Dengan langkah terburu-buru, Phillippe menarik Melody ke sudut ruangan. Biasanya cengkramannya membuat gadis itu diam, tapi kali ini Melody berani menolaknya. "Melody, aku menutup tempat itu hanya untuk sementara."
"Bohong! Kakak hanya ingin mengurungku lagi."
"Ini demi keselamatanmu. Lagipula, rumah lama tidak bisa menampung anggota keluarga yang baru."
"Tapi kak—"
Phillippe menggenggam kedua tangan Melody. Permata safirnya yang meredup membuat gadis itu terdiam membisu. "Kumohon, Melody! Sesuatu yang buruk kembali melukai jiwaku bila berada di tempat itu. Hari-hari yang kulewati bersama mereka, kenangan yang tertinggal disana. Aku tidak bisa menahannya sendirian. Jika saja aku tidak memiliki dirimu, entah apa yang akan kulakukan. Aku mungkin tidak akan memiliki tujuan, tenggelam dalam kesedihan dan keputusasaan." Permata hazel Melody berkaca-kaca. Bulir air matanya menetes sampai Phillippe menghapusnya. "Karena itu, aku ingin berkumpul dengan keluarga baruku tanpa berada di tempat itu. Aku tidak ingin menggunakan rumah paman, bibi Hana maupun yang lainnya untuk mereka. Tempat itu adalah kenangan yang berharga untukku. Untuk saat ini, aku akan menjaga rumah itu."
"Kak. Kenapa kakak baru menceritakannya sekarang? Apa selama ini kakak menderita di rumah itu?"
"Sudah tidak apa-apa. Karena itu, aku memberikan rumah baru untukmu.

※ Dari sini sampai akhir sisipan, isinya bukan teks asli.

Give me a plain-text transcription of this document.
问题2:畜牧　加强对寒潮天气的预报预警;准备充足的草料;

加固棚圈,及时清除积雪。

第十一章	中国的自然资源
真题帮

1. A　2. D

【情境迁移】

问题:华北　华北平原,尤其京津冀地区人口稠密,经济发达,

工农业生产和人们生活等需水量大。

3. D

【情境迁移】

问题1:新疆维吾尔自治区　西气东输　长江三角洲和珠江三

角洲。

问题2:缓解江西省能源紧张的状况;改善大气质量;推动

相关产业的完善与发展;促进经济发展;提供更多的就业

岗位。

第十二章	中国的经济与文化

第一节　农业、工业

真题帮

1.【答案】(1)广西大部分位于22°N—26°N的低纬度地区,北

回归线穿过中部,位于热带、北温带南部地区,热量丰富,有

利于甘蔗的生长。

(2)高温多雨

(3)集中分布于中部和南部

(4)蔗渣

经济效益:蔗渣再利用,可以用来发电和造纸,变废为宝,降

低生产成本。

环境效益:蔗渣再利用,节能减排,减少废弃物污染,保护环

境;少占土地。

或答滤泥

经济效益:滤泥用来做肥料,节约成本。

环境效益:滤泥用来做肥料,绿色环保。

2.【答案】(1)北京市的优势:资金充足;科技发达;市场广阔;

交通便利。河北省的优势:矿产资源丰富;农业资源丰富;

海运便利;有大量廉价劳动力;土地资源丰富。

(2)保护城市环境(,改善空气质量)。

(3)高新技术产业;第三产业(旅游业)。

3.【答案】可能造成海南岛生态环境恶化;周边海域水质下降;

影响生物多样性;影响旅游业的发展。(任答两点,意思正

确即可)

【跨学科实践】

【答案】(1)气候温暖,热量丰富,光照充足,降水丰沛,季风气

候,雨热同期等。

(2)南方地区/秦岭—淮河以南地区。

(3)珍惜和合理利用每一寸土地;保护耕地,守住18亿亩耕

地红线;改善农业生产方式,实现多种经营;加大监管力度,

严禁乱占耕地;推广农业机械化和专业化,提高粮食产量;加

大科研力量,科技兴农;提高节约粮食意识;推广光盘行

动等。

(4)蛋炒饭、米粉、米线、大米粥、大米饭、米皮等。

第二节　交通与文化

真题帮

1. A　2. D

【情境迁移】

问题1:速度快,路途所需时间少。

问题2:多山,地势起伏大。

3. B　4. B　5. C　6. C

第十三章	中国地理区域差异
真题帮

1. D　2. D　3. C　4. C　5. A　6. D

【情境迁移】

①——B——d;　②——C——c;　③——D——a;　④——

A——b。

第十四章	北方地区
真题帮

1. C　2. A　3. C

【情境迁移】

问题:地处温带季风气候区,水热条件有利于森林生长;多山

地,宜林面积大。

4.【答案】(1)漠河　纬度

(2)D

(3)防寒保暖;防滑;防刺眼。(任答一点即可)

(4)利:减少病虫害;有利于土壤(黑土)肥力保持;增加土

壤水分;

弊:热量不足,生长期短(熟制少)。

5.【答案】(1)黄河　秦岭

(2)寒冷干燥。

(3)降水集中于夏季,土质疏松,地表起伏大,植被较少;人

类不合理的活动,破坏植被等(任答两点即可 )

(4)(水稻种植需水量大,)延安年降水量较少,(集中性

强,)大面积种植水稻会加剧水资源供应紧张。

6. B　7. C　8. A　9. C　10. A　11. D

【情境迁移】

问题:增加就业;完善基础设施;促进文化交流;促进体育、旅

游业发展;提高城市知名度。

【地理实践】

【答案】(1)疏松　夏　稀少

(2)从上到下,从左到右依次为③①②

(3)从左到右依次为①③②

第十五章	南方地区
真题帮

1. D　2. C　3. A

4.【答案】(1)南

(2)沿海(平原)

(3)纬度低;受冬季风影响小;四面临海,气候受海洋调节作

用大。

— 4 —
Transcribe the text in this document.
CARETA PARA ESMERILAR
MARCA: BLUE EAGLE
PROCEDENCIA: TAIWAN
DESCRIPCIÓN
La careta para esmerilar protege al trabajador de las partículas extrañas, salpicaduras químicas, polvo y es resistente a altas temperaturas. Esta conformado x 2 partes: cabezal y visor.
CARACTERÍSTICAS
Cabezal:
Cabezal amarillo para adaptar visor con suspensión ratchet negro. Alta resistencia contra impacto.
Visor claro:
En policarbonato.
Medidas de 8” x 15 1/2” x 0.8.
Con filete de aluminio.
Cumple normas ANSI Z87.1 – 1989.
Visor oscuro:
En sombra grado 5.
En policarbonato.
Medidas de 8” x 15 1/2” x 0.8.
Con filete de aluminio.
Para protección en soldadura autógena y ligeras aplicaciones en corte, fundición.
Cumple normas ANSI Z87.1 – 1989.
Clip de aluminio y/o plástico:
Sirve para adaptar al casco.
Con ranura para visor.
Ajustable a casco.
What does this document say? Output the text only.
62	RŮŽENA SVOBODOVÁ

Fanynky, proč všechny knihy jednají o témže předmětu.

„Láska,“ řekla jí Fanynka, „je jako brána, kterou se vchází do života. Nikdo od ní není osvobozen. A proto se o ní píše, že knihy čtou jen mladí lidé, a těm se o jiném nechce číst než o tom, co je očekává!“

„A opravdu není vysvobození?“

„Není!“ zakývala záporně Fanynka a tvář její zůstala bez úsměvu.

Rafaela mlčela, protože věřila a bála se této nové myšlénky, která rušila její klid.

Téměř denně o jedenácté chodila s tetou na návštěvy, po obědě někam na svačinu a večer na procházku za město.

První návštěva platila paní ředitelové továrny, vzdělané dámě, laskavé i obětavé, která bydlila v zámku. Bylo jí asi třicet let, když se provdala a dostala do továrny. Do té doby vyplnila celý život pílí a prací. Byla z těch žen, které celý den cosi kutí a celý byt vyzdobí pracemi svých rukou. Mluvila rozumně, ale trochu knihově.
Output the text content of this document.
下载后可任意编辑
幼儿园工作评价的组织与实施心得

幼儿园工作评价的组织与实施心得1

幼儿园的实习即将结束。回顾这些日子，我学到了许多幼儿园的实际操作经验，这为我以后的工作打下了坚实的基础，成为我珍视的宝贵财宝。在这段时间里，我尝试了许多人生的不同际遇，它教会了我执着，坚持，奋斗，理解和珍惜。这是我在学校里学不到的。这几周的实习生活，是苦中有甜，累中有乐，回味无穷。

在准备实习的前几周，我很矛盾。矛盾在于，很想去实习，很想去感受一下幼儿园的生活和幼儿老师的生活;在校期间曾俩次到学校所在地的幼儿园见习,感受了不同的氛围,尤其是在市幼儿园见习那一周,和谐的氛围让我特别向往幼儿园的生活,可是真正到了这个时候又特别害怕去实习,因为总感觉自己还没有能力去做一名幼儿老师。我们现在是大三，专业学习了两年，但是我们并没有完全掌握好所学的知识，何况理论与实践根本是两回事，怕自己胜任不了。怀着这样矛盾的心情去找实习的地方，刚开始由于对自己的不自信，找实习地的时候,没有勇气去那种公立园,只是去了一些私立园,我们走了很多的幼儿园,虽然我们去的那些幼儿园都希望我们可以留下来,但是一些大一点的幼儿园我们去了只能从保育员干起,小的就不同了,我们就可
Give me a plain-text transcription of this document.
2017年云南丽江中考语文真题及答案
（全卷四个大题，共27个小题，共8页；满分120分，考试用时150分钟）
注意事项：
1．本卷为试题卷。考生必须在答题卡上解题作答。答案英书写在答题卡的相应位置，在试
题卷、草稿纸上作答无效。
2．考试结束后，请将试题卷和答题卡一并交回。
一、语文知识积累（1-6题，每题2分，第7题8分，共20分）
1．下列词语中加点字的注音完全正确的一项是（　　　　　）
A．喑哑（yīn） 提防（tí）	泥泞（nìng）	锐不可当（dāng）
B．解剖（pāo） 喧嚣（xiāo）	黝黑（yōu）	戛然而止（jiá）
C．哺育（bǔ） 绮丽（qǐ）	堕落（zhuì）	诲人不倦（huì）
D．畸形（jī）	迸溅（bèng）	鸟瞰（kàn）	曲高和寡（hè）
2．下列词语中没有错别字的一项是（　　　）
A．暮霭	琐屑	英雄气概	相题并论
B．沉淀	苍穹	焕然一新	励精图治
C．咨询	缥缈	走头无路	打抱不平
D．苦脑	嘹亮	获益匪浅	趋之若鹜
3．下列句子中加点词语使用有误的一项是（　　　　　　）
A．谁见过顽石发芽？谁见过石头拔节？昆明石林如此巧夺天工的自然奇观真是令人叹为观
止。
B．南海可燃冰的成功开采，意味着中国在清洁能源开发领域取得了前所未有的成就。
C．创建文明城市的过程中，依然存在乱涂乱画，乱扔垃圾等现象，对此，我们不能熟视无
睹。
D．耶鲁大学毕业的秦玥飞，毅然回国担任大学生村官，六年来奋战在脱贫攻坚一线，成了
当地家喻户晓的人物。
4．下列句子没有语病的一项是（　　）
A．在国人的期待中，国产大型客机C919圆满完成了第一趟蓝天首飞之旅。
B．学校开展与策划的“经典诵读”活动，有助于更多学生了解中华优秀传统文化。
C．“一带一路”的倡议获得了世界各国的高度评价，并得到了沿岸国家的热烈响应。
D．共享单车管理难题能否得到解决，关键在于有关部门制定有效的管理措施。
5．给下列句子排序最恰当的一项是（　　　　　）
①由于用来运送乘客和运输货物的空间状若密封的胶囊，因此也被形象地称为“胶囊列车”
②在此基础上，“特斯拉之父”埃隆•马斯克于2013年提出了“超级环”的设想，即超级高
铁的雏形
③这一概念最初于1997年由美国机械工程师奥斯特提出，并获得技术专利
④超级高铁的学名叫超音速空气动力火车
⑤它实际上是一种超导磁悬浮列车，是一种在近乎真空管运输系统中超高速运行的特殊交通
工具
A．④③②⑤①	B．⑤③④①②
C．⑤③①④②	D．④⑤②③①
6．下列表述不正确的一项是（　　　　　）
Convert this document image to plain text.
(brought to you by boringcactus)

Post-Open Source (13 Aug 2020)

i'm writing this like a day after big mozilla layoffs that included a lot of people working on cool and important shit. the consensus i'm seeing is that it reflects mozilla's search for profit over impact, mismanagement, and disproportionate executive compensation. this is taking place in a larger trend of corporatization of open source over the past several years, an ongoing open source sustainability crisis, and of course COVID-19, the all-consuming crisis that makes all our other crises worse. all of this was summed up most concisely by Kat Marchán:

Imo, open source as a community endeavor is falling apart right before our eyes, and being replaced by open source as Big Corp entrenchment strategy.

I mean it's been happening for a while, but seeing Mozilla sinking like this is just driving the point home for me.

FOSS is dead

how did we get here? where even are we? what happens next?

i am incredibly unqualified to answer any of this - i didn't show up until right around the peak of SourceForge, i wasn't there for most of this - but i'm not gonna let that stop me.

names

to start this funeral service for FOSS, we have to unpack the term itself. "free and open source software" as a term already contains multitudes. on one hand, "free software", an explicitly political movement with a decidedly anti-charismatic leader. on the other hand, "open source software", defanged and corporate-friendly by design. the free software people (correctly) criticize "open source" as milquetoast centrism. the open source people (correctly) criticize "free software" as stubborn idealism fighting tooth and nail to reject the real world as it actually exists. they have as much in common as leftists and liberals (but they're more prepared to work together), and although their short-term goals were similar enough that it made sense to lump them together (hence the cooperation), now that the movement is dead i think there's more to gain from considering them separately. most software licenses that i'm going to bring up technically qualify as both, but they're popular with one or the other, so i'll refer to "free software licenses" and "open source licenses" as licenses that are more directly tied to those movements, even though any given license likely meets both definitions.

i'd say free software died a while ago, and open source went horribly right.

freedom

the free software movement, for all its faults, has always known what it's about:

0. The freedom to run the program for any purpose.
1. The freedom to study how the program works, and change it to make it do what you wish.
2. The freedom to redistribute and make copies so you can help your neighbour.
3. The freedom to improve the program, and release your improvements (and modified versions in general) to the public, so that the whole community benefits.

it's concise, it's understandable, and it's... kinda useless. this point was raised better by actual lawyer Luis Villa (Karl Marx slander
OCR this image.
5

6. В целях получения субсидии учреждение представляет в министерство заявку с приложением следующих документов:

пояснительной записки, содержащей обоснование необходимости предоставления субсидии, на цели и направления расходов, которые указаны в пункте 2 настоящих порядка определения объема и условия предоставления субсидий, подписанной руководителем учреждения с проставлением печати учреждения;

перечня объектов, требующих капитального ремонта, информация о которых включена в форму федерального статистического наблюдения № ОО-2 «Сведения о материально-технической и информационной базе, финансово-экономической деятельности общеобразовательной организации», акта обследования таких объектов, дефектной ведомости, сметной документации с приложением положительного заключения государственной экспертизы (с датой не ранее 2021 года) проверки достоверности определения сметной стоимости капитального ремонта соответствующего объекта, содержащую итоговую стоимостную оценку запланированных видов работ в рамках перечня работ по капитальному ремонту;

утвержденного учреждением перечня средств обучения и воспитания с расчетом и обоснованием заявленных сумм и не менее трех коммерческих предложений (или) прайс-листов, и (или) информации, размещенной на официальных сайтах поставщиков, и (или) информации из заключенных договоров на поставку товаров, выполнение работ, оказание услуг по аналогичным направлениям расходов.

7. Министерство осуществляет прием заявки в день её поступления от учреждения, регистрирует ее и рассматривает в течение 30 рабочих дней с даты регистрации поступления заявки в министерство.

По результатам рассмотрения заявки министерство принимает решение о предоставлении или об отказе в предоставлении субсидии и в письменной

Kau memiliki Anders, Lydia, Ryuu dan Fendrel di sana."
KAMU SEDANG MEMBACA
The Last Children of Moon (#1 Moon Series) ✔ [REPUBLISH]
Fantasy[TELAH TERBIT | High Fantasy Romance] REPUBLISH Karya ini dilindungi oleh UU Hak Cipta No.28 Tahun 2014 Nominasi Best Fantasy Story dari @PejuangKata Bertahun-tahun setelah kabar duka melanda Freltalida, Melody ditinggalkan di sebuah desa terpencil...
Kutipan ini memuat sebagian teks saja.